Get data from an input datasource, apply a transformation on it, and store the result in the output datasource.

If both input and output are on the same server (except for ClickHouse), the transformation will be executed as a single SQL Query. Otherwise, the result of the transformation will be stored into a file which will be loaded into the destination datasource.

Parameters:

  • inputDataSource: Name of the input DataSource
  • outputDataSource : Name of the output DataSource
  • outputDw [Optional]: If the outputDataSource does not already exist and if this param is defined, the outputDataSource will be created in this dw, otherwise, it will be created in the dw of the inputDataSource
  • outputFolder: Name of the output folder where to create output DataSource if it does not exist
  • transformation: Description of the transformation to apply. Must have 3 children: select, groupby and where.

Describe the transformation to apply

Select node

Parameters are:

  • name: name of the column
  • agg [Optional]: aggregation function to use if a groupby is defined. Values are: sum, avg, min, max, dcount
  • alias [Optional]: alias for the column in the output

Groupby node

Parameters

  • name: name of the column

Where node

List of where conditions. Each entry must have the following parameters:

  • name: name of the column
  • op: operator in the condition. Values are: '==', '<>', ">", ">=", "<", "<=", "in","!in","is_defined","is_not_defined","is_empty","is_not_empty","contains","!contains","is_true","is_false"
  • value: value in the condition

SQLStep

Run a SQL query in a datawarehouse and store the result in a table of a datawarehouse. Input and output can be two different datawarehouses of the same one.

Parameters:

  • inputDw : Name of the input dw
  • outputDw : Name of the output dw
  • outputDatasource: Name of the output datasource (created if not found)
  • outputFolder: Name of the output folder where to create datasources that does not exist
  • query: The SQL query

Full sync step

Synchronize a list of datasources from a dw to another one.
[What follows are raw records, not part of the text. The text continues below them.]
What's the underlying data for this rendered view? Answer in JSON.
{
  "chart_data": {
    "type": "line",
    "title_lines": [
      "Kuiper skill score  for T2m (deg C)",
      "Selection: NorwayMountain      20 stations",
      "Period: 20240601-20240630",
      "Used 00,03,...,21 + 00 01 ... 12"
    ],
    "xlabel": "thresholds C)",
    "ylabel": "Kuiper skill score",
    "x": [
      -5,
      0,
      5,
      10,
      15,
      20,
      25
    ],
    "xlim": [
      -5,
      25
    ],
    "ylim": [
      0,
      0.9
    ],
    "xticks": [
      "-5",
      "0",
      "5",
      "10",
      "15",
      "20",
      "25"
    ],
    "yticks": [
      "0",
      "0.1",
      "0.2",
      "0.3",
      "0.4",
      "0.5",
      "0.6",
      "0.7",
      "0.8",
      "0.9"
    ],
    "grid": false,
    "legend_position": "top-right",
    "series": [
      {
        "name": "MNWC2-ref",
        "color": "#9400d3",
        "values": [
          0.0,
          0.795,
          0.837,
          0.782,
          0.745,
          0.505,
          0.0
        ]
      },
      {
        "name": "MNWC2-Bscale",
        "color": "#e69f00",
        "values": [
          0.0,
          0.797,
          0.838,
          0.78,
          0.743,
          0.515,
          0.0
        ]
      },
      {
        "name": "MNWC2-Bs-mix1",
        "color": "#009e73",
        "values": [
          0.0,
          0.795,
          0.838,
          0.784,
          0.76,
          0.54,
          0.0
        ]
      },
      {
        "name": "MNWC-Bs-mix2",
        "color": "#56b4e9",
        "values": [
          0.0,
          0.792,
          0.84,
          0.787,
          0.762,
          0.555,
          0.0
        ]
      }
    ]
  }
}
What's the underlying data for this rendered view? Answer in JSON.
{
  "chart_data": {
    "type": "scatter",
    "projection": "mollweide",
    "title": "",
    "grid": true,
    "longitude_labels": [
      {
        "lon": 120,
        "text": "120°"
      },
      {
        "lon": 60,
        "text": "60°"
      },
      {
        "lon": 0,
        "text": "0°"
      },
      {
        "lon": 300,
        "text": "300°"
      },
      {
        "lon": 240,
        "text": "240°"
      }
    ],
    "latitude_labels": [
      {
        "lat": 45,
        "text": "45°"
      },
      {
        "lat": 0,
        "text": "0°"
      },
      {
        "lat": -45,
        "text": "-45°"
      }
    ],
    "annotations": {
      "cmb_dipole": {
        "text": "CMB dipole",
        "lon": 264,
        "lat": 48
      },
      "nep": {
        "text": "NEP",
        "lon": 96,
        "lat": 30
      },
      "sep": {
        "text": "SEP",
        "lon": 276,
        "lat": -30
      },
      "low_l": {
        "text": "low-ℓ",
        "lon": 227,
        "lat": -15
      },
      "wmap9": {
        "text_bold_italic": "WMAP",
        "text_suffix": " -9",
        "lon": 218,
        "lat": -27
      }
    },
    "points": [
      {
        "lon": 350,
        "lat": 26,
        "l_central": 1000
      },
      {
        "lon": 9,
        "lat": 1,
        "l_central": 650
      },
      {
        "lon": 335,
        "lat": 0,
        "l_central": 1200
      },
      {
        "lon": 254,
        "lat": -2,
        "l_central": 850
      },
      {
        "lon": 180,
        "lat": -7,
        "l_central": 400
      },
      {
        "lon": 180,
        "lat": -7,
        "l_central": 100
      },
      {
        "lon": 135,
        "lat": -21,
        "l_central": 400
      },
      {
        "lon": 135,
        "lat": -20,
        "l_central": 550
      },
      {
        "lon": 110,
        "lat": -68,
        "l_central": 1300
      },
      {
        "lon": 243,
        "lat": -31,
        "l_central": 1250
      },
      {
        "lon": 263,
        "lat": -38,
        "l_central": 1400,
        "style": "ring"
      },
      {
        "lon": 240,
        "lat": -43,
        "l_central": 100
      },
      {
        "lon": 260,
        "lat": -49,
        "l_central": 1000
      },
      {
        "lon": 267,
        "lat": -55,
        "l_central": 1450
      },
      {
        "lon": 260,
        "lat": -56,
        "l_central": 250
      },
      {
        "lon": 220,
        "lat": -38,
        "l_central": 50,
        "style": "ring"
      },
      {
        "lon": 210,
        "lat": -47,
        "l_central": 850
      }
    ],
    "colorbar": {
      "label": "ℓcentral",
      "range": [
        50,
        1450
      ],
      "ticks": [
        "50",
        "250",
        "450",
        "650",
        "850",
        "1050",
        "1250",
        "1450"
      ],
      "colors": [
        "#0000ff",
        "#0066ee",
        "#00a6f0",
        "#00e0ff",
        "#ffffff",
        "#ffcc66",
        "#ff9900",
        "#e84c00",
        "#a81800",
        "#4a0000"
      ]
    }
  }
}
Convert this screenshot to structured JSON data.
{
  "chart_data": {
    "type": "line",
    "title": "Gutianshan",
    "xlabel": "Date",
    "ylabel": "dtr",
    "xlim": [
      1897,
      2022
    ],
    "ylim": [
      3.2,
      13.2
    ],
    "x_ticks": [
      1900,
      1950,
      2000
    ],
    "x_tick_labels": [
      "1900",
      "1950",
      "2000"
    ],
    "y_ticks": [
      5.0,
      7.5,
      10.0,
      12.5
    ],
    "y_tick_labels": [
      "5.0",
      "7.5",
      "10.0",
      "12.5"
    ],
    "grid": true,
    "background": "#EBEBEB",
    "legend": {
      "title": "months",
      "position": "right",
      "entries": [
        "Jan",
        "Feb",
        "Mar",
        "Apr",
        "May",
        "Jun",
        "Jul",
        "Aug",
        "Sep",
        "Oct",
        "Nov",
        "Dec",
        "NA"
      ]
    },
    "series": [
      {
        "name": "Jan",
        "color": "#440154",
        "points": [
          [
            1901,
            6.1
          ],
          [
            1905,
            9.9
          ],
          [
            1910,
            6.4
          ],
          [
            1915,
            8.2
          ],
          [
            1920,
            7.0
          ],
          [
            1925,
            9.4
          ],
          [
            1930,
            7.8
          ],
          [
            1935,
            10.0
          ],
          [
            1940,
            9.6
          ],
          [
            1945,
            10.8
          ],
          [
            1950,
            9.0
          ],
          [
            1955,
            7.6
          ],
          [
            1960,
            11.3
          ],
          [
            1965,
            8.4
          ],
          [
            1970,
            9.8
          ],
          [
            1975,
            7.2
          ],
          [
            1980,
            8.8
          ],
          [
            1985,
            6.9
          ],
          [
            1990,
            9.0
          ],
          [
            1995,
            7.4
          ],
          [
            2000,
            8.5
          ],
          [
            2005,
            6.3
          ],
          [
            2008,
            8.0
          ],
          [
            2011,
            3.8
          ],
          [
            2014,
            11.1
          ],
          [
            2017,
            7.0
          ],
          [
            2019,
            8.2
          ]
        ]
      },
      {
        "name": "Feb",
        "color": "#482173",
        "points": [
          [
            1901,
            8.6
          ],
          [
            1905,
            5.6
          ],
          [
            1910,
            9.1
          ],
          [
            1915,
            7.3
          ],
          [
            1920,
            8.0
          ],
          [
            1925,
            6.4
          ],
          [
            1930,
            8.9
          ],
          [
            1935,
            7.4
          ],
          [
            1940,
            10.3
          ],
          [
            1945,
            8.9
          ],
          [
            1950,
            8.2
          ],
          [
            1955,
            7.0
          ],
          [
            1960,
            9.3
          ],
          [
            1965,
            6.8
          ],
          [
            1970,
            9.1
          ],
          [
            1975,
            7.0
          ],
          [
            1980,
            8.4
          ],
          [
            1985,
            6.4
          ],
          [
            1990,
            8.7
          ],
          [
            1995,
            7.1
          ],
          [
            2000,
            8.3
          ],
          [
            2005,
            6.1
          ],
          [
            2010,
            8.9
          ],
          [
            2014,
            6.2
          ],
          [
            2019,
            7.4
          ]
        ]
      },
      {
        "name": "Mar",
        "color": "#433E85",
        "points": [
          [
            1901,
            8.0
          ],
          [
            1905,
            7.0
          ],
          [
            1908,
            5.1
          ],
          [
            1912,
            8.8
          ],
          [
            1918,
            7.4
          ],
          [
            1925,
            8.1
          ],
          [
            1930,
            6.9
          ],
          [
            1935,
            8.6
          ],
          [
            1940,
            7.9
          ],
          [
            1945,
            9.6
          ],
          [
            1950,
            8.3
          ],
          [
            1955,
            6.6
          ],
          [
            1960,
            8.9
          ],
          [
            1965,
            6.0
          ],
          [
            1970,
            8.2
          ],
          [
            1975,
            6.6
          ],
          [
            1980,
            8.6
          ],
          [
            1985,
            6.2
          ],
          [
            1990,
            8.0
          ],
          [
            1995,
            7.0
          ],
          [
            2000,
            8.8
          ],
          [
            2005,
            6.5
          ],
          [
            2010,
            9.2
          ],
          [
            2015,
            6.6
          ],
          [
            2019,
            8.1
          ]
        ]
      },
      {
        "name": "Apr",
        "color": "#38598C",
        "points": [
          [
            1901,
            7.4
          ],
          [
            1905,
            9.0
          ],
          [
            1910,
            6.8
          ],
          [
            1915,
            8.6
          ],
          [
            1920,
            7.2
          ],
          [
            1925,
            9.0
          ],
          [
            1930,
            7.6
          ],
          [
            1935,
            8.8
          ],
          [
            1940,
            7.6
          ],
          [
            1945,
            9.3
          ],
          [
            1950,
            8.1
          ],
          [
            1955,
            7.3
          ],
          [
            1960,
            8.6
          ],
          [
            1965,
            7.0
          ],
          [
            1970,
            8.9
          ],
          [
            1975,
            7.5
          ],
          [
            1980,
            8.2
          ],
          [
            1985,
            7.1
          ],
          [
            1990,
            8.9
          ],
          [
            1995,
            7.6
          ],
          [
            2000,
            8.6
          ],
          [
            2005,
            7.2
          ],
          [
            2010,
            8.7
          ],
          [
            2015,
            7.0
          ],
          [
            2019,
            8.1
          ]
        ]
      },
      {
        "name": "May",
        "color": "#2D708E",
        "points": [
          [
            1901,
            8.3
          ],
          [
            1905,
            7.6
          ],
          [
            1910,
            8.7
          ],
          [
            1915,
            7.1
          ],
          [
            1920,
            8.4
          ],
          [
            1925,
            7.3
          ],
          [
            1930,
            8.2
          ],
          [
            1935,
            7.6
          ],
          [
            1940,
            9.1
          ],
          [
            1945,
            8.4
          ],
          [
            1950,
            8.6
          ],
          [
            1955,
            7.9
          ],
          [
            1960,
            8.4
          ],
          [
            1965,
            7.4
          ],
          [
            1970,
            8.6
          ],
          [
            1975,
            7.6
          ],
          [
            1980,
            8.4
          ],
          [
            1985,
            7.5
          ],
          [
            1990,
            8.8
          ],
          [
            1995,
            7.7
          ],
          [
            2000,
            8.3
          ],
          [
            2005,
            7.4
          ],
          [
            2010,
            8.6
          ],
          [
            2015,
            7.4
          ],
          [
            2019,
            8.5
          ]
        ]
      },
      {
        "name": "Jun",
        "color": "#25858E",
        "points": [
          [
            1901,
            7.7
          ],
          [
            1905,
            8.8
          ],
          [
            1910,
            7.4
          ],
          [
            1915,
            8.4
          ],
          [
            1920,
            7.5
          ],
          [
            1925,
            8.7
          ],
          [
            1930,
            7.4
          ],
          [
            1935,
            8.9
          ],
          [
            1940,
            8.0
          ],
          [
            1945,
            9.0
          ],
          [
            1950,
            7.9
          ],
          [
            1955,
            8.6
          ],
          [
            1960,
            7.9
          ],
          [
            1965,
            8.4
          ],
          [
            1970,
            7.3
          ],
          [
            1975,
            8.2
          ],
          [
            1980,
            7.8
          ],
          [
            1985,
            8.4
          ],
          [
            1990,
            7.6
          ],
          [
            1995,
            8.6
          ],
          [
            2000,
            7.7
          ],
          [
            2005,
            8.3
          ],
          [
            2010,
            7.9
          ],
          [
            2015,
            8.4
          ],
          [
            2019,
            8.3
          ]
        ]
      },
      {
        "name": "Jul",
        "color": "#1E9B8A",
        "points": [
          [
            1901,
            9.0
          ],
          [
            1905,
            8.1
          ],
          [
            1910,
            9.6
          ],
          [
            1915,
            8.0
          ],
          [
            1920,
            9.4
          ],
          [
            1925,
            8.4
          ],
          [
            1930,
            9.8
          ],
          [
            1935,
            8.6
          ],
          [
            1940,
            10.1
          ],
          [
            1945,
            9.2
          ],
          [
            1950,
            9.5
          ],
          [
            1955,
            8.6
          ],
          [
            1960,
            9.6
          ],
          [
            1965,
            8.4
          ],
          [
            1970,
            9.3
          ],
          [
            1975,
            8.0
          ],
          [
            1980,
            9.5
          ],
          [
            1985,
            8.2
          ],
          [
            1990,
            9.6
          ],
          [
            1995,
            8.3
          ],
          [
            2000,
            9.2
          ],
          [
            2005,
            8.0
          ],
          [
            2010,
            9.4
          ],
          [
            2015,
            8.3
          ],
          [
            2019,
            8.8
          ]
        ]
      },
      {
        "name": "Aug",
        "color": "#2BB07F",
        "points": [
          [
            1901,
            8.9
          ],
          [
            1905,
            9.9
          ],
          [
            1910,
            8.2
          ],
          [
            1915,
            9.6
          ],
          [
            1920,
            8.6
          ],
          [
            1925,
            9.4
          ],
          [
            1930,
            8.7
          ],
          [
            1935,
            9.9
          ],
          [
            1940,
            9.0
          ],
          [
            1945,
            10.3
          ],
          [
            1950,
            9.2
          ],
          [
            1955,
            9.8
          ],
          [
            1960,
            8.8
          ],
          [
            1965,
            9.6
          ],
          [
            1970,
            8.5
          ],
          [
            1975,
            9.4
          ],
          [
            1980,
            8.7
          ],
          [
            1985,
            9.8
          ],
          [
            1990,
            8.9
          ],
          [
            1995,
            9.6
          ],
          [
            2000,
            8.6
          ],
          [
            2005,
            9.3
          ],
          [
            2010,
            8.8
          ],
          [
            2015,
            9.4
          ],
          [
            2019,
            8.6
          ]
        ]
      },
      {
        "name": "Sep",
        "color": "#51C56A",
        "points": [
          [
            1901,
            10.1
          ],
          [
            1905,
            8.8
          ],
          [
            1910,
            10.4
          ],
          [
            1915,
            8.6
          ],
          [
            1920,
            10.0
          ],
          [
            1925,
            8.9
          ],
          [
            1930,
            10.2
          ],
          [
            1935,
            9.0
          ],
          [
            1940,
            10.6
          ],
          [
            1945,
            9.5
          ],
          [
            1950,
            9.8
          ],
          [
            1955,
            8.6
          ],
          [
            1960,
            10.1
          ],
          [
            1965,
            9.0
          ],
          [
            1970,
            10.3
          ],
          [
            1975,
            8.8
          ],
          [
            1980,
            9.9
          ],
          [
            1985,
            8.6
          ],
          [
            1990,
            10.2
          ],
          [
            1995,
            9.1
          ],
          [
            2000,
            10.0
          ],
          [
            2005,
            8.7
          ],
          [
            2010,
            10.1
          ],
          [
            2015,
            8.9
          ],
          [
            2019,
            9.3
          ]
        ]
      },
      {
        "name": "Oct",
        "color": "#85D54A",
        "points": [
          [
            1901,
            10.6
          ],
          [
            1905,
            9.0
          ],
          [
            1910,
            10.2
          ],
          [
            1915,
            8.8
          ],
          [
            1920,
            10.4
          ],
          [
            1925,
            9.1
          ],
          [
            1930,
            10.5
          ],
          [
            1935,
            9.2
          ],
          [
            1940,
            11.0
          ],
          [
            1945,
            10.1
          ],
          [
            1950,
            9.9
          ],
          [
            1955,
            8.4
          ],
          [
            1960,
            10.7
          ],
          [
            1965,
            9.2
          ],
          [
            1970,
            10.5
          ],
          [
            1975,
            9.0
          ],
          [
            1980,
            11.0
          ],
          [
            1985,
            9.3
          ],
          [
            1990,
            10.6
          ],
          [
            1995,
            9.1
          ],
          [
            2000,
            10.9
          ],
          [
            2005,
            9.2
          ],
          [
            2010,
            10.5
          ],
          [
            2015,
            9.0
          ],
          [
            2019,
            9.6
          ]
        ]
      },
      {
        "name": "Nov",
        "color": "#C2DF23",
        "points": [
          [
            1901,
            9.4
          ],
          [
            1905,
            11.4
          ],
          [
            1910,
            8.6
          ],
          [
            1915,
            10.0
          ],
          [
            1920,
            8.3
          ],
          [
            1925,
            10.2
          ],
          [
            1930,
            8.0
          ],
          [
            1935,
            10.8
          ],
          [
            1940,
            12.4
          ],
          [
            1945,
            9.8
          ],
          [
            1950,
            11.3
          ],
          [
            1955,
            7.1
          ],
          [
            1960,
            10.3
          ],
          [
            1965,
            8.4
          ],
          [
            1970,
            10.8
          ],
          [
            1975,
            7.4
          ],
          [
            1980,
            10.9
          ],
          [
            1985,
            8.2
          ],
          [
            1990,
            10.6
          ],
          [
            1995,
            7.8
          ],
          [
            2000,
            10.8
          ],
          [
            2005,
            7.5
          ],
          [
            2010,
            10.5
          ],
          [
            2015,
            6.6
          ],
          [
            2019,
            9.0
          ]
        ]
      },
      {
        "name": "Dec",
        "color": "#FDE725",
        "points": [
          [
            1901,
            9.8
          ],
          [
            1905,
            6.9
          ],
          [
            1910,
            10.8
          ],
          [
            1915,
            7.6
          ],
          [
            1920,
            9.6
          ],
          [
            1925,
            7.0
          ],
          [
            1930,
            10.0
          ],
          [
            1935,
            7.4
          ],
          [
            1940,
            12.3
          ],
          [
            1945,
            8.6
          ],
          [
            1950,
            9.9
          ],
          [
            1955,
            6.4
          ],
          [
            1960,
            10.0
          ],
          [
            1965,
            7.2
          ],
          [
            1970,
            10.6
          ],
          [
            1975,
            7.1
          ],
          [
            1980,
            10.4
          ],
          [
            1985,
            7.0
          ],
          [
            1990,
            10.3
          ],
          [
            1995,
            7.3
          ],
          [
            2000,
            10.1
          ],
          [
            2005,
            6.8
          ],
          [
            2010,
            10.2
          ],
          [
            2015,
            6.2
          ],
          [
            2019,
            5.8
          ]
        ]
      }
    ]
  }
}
Destination datasources will have the same names as input datasources, but you must define a postfix or prefix to differenciate input and output.

Parameters:

  • outputDw: Name of the output dw
  • inputDataSources: List of datasources to synchronize
  • outputDataSourcesPrefix: Prefix to append to the names of datasources in the output
  • outputDataSourcesPostfix: Postfix to append to the names of datasources in the output
  • outputFolder: Folder where output datasource (not found) will be created.